独身貴族は変わらない
――あれから二十年の歳月がたった。
俺ことジルク=ルーレンは二十八歳となっていた。当然、結婚などはしていない。
今ではルーレン家の屋敷を出て、王都で生活をしている。
念願の魔道具師としての資格を手に入れた俺は、王都に工房を建てて、自ら開発した魔道具で生計を立てていた。
今日も爽やかな朝を迎えることができた俺は、身支度を整えると素早くリビングに移動。
冷蔵庫の中からハムやチーズ、レタスといった具材を取り出すと、それらを手早くカット。
昨日買っておいたパンの上にそれらを盛り付けると、自作したホットサンドメーカーにセット。
焼き上がるまでに台所の片づけをしておき、余った食材は冷蔵庫へと戻す。
「……やっぱり、もう少し小さくしたいな」
俺が八歳の頃に初めて設計図を描いた魔道具。
両親の力を借りながら改良を重ねて再現することができた。
この世界では一部の極寒の地域以外では、食材の保存方法は乾燥、塩漬け、あるいは氷魔石、氷魔法使いによる一時的な冷凍といった手段しかなかった。

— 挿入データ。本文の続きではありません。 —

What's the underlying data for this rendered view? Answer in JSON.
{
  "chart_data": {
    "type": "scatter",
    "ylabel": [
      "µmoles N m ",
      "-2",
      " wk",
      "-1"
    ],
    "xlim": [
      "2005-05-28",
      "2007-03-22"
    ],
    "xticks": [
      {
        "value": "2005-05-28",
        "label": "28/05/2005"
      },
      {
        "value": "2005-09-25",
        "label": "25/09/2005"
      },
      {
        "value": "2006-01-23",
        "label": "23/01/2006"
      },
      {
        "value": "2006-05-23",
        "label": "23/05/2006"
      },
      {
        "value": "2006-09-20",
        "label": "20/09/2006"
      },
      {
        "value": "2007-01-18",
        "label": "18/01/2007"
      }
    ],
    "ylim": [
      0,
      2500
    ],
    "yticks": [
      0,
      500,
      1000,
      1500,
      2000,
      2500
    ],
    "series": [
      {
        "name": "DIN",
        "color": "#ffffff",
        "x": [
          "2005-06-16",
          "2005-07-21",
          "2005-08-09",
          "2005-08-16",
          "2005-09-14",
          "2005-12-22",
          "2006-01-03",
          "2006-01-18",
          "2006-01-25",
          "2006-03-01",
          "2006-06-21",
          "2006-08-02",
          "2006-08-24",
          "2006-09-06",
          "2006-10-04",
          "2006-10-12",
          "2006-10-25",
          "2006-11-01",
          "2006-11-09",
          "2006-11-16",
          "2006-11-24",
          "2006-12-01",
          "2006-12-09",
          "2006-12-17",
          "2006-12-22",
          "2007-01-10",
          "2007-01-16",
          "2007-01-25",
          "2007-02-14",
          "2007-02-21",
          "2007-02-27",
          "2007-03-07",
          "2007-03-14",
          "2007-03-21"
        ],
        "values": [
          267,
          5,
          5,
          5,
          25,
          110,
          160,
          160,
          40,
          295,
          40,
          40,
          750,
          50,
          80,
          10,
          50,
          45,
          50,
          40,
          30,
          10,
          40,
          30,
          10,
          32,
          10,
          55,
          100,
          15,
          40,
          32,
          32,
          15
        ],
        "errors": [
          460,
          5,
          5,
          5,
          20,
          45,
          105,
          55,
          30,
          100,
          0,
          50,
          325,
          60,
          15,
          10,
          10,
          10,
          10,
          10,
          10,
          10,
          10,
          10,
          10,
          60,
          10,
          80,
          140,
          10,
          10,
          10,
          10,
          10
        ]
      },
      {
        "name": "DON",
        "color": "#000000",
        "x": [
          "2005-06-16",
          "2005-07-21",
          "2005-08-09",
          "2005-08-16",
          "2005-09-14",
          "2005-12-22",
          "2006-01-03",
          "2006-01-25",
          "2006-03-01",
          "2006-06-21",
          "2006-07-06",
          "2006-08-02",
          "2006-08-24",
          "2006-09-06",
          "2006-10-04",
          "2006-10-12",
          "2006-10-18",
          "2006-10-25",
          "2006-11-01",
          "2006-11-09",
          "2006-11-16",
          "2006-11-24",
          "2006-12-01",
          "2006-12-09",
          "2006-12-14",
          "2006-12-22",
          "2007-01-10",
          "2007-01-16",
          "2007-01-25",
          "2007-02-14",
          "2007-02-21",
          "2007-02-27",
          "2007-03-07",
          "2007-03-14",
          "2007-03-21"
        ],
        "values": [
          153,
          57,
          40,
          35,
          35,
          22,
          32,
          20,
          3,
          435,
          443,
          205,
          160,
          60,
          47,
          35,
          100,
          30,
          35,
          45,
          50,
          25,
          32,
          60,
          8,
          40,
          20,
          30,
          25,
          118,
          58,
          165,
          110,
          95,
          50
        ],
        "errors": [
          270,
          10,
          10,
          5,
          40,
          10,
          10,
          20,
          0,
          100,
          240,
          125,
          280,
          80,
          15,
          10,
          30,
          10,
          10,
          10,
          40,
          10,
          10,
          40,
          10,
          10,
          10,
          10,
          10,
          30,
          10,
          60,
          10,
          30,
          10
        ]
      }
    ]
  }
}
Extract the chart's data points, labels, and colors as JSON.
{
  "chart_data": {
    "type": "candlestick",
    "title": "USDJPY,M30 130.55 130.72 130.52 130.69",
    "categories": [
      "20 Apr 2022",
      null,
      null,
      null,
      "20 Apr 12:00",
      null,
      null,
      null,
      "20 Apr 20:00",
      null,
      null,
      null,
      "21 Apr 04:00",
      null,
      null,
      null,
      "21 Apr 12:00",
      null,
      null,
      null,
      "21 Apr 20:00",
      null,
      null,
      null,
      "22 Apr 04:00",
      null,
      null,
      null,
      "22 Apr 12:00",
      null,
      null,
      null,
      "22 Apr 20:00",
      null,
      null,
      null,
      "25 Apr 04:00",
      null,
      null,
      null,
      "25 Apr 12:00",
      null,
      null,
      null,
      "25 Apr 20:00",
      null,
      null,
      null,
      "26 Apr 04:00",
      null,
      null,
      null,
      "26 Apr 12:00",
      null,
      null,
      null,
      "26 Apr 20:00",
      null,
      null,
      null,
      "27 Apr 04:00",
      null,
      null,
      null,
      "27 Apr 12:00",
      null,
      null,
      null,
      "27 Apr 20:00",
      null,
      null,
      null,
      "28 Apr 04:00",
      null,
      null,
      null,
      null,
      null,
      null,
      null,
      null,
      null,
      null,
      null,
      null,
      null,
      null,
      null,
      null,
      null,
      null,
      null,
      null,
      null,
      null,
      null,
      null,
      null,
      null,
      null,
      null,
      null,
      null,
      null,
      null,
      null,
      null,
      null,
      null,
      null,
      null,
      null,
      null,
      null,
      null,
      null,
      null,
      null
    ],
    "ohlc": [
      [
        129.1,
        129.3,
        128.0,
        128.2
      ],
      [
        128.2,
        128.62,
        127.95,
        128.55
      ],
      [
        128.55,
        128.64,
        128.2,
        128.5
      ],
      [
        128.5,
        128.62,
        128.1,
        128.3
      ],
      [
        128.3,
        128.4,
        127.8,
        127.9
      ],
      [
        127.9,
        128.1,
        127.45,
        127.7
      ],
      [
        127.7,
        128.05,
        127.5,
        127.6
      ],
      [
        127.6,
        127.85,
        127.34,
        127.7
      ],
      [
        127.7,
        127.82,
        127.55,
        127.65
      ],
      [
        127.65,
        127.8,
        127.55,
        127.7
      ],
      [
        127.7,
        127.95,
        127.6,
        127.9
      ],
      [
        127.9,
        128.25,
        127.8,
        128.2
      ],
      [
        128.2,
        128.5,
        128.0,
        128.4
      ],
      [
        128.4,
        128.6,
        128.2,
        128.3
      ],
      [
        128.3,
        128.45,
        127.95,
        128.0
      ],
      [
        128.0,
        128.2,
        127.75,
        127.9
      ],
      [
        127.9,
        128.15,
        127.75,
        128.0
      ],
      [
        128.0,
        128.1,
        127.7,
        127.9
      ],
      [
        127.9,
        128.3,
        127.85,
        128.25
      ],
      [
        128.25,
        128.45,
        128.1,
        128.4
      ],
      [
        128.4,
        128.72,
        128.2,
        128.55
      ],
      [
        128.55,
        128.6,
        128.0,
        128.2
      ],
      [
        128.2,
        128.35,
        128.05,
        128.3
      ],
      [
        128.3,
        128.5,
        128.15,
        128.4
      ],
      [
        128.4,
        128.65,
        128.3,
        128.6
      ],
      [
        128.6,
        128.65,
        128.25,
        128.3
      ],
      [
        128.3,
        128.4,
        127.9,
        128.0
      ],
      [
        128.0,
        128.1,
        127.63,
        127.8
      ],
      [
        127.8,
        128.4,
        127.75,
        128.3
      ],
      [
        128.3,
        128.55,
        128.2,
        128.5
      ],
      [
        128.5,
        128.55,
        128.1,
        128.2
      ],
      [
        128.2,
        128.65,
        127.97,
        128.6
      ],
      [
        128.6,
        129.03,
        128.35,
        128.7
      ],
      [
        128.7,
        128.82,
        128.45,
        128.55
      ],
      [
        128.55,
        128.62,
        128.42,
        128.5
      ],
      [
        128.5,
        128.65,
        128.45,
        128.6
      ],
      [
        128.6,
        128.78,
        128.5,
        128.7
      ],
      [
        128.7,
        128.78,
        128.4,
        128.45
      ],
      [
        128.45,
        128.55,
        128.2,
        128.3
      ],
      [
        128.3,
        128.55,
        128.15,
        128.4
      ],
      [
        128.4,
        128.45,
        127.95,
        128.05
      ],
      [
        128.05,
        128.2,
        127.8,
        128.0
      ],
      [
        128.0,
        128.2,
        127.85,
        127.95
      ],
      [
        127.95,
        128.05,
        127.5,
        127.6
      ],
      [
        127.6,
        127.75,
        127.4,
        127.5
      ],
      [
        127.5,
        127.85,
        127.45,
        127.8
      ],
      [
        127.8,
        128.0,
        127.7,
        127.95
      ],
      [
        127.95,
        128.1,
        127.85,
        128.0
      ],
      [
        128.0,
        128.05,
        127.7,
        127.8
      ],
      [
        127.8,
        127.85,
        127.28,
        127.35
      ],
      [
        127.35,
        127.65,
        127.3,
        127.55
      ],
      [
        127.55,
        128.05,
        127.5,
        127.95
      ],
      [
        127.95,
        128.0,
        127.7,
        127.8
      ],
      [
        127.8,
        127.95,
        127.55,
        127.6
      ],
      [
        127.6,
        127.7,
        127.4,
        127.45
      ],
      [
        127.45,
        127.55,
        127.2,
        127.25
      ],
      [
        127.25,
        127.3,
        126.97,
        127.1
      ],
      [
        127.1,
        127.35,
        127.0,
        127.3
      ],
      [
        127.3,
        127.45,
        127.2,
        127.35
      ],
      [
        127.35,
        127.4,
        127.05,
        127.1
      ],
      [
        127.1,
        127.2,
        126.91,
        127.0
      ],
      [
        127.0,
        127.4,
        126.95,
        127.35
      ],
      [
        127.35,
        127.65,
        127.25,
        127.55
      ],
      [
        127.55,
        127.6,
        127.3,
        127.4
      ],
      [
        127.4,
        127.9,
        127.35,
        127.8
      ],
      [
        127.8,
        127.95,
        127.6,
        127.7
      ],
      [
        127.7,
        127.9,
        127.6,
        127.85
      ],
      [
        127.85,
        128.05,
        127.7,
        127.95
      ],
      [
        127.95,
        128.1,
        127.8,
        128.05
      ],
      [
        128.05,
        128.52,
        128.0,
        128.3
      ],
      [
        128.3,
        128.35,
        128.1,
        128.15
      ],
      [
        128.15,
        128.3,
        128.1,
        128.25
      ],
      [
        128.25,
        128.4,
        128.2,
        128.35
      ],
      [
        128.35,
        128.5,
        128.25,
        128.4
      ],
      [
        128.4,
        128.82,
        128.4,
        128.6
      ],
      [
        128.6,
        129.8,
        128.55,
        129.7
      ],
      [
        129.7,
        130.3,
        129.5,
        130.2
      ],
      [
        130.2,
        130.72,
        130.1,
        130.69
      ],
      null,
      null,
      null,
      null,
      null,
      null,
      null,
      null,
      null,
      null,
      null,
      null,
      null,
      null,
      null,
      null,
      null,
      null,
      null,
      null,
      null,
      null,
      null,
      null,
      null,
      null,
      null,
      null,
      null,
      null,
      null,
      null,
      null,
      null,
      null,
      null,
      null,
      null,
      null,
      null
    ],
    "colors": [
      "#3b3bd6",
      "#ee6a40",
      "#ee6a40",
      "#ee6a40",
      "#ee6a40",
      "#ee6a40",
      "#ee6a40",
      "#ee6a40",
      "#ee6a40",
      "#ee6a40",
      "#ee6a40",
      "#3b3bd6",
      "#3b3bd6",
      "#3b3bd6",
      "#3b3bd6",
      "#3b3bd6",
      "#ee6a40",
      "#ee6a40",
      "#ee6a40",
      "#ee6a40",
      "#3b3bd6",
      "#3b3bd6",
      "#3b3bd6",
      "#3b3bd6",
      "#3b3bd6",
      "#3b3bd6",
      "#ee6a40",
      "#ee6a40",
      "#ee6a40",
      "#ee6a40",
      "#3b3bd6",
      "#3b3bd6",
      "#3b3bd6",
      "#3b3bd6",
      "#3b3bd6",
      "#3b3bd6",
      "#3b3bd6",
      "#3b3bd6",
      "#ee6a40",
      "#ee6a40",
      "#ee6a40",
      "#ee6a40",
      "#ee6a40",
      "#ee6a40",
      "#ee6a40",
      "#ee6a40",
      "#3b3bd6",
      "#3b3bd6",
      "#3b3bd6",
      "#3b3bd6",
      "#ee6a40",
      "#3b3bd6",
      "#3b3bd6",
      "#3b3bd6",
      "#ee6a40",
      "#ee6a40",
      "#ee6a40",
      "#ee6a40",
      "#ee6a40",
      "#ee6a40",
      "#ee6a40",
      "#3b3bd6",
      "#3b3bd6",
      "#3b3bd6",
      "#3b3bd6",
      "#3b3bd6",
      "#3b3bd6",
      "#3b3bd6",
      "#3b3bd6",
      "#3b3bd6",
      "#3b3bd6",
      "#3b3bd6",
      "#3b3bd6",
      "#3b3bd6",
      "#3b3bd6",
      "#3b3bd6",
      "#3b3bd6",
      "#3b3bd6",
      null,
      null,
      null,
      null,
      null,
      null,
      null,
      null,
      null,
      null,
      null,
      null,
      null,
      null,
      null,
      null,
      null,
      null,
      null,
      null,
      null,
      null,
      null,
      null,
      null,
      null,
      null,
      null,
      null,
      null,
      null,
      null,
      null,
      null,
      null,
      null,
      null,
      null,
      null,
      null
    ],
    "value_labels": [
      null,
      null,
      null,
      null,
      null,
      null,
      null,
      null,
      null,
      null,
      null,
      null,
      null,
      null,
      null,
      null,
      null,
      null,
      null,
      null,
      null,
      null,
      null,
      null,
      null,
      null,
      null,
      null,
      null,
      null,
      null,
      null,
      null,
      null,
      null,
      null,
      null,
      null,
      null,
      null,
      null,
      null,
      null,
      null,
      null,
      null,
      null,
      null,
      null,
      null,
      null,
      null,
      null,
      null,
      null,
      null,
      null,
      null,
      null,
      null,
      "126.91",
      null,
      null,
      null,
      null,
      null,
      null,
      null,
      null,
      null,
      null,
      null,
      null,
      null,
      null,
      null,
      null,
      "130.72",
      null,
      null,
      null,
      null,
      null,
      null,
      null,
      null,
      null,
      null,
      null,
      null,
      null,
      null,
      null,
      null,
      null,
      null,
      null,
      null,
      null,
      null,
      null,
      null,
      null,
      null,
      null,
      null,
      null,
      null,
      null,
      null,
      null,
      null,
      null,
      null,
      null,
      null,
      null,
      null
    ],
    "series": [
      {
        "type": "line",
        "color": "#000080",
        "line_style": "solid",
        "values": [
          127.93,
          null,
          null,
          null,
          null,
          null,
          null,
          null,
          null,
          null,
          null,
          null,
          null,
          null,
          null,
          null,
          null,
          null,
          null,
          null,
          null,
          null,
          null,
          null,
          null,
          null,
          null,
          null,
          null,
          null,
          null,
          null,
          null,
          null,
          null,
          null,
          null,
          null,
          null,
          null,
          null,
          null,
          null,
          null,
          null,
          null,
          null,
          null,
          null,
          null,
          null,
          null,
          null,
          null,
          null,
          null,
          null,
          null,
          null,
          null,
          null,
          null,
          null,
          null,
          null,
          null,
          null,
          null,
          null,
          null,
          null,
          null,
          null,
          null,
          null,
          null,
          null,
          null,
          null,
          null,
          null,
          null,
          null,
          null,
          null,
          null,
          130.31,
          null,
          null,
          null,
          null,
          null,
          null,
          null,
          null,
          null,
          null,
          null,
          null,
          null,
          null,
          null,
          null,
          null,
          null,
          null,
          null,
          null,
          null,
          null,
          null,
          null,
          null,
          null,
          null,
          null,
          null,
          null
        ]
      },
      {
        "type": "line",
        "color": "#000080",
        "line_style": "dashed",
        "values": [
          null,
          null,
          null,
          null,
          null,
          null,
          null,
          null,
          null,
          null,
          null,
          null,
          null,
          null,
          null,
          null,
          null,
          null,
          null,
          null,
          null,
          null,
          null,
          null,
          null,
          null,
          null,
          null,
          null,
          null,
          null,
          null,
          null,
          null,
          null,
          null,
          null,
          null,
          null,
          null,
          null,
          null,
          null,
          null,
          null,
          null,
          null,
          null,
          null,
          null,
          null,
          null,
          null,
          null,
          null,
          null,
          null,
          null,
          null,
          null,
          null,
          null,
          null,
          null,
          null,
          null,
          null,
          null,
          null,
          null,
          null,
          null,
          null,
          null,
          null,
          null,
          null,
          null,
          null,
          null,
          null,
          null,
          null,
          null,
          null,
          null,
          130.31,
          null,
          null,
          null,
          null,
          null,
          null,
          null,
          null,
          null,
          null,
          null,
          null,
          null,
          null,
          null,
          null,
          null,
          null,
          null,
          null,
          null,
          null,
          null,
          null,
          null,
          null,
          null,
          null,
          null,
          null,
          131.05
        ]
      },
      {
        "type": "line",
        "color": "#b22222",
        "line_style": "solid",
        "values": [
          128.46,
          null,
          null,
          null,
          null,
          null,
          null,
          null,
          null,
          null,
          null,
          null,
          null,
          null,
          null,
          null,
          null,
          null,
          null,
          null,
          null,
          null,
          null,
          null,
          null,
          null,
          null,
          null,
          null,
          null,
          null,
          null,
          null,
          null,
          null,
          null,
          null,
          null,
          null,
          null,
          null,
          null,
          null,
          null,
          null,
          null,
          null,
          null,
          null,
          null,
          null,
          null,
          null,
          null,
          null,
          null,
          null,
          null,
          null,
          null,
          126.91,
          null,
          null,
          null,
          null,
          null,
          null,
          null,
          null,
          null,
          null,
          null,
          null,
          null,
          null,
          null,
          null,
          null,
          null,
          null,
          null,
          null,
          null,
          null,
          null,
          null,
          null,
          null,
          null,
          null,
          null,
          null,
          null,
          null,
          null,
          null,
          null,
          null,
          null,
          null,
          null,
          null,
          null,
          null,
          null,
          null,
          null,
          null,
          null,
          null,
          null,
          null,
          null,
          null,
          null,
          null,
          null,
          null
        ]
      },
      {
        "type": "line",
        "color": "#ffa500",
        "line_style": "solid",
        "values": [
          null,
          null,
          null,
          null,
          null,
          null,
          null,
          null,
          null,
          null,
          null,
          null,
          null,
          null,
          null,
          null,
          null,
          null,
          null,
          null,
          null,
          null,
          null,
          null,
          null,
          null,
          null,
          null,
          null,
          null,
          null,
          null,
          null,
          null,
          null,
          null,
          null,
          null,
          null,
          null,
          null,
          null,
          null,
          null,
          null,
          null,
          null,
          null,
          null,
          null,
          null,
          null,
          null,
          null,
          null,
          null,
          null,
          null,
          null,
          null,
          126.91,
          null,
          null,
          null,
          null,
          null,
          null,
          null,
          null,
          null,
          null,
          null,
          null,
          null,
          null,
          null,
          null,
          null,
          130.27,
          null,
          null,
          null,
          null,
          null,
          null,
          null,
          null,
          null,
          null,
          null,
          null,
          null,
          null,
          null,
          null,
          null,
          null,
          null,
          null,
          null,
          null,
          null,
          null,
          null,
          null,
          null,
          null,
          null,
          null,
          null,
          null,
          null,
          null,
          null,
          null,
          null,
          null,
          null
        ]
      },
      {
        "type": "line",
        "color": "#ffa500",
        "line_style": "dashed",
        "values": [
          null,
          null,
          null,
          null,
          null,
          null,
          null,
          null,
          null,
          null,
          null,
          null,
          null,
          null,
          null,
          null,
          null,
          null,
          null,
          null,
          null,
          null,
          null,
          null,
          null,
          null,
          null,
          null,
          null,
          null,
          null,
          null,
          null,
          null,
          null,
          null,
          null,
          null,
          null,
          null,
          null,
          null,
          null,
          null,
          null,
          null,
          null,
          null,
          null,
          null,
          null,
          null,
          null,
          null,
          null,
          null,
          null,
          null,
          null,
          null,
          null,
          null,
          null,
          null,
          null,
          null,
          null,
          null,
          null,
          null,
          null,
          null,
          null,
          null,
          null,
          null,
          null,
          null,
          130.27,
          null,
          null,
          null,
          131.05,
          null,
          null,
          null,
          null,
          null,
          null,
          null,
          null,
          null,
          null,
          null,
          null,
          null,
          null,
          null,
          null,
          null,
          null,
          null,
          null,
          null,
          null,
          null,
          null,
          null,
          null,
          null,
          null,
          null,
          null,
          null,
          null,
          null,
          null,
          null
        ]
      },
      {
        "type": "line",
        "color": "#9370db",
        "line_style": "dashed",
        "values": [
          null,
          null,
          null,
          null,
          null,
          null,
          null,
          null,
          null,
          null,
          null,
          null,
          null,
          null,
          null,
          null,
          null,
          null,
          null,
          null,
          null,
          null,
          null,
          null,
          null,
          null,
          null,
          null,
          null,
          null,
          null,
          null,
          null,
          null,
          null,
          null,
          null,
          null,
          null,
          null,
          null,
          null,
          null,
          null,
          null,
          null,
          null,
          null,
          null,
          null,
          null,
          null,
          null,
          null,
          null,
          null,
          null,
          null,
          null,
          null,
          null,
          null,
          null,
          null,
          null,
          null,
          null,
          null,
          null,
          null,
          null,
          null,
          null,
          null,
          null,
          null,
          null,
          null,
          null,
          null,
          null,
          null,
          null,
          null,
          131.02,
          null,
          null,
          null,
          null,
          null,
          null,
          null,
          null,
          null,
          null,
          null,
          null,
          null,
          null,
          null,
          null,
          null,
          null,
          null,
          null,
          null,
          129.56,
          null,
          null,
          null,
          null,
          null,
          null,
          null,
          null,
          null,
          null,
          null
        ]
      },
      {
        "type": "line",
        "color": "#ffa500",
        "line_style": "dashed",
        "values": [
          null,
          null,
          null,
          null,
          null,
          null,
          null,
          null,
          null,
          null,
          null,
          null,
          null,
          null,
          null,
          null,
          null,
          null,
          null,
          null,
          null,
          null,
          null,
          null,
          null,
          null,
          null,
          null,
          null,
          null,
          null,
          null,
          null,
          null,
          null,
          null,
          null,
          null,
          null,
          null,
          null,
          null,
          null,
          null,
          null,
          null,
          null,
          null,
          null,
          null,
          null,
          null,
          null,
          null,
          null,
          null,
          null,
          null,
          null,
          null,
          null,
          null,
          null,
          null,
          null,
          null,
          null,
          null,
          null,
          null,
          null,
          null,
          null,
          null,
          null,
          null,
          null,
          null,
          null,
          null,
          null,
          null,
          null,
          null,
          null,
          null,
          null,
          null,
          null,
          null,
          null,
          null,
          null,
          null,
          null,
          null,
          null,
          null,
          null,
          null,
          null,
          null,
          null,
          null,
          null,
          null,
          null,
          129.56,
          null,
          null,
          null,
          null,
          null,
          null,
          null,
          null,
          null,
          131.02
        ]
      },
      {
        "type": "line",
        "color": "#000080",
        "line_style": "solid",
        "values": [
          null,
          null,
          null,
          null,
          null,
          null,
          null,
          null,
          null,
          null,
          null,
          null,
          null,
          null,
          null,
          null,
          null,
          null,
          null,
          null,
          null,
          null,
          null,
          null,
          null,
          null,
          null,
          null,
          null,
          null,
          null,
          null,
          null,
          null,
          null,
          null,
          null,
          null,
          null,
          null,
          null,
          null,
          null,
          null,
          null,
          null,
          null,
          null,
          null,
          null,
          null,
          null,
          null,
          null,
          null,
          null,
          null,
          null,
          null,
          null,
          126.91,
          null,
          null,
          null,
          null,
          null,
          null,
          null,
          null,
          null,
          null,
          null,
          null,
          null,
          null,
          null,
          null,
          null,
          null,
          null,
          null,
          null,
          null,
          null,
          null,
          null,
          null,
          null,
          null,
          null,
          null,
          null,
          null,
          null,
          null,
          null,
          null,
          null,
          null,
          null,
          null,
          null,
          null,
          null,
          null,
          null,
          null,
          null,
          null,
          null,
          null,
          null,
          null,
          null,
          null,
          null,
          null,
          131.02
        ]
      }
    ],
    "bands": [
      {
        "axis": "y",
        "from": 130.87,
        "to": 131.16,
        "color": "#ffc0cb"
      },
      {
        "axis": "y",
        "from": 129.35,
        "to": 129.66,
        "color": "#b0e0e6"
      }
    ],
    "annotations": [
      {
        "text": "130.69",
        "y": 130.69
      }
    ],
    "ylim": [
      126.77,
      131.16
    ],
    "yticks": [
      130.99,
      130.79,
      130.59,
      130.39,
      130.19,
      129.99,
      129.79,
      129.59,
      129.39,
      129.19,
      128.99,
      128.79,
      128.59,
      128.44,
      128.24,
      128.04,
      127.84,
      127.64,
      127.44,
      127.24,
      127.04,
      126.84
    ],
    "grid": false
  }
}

しかし、冷蔵庫の発明により、やや値段は張るものの誰でも簡単に冷蔵という手段で食材を保存できるようになり、家庭でも冷蔵庫は普及していった。
冷蔵庫というこれまでになかった食材の保存方法を確立することでルーレン家は大変潤い、俺の口座にも定期的にそれなりのお金が振り込まれている。
しかし、俺と両親が改良を重ねた冷蔵庫は、前世のものに比べるとややデカい。
それはほんの数センチ差であるが、元々のコンパクトさを知っている俺からすれば大き過ぎるという他言いようがなかった。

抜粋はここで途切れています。